I think it would be interesting to reread "The Catcher in the Rye" only because I have such a specific memory of where I was--on summer vacation at my grandparent's home in Belgium--when I first read it.
i read more fiction than non-fiction.
i don't think i have ever re-read a fiction book, but maybe i am forgetting some. i have re-read a handful of non-fiction books, mostly because i thought they were really interesting and felt i missed something the first time.
one of these days i would like to re-read some classics i read in high school or college but that i have either completely forgotten or didn't understand/appreciate the first time.
but on the whole i am not into re-reading.
I have never had the discipline to finish a book I didn't like (to be fair I often didn't finish novels that I did like, too).
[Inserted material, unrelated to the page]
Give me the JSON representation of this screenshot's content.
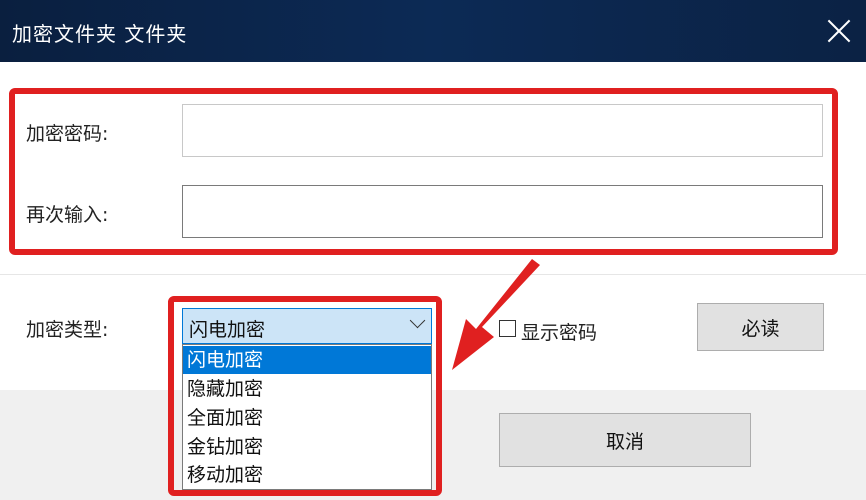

So many of the books I was supposed to have read in high school and college and faked. So I've only read parts of "The Great Gatsby," for instance. Never mind rereading I'd like to just read it one day.
As a guy who started a book review blog last year at the behest of a publisher, I have not bothered to reread much in the last two-to-three years. I understand the urge completely, however. I have returned to "Persuasion" by Jane Austen (her best) - I keep it in reserve, as it were, as requests from the library become available. I feel a certain amount of pressure to work on new things because of the blog. But I am planning to go back to "Huckleberry Finn" and to "Plainsong" by Kent Haruf, and to others.
http://bassoprofundo1.blogspot.com/
[4] Gatsby is one of the few novels I have re-read (and more than once). I can totally relate to abandoning books I've started, but Gatsby's so damn good I come back to it every decade or so.
6) See Nack, Bill: http://blogs.suntimes.com/ebert/2008/12/perform_a_concert_in_words.html
I love re-reading. Especially when alone at dinner time, pick up something and open to any page, just dive in. Anything by Jose Saramago, early Salman Rushdie, Martin Cruz Smith, Soseki Natsume.
Like AB said, can't stomach getting through books I find dull. Don't think I made it past page 50 of "Brothers Karamazov"..those Russian novels take stamina I don't have!
Loved "Master & Margarita" though, that's also a wonderful "eating book".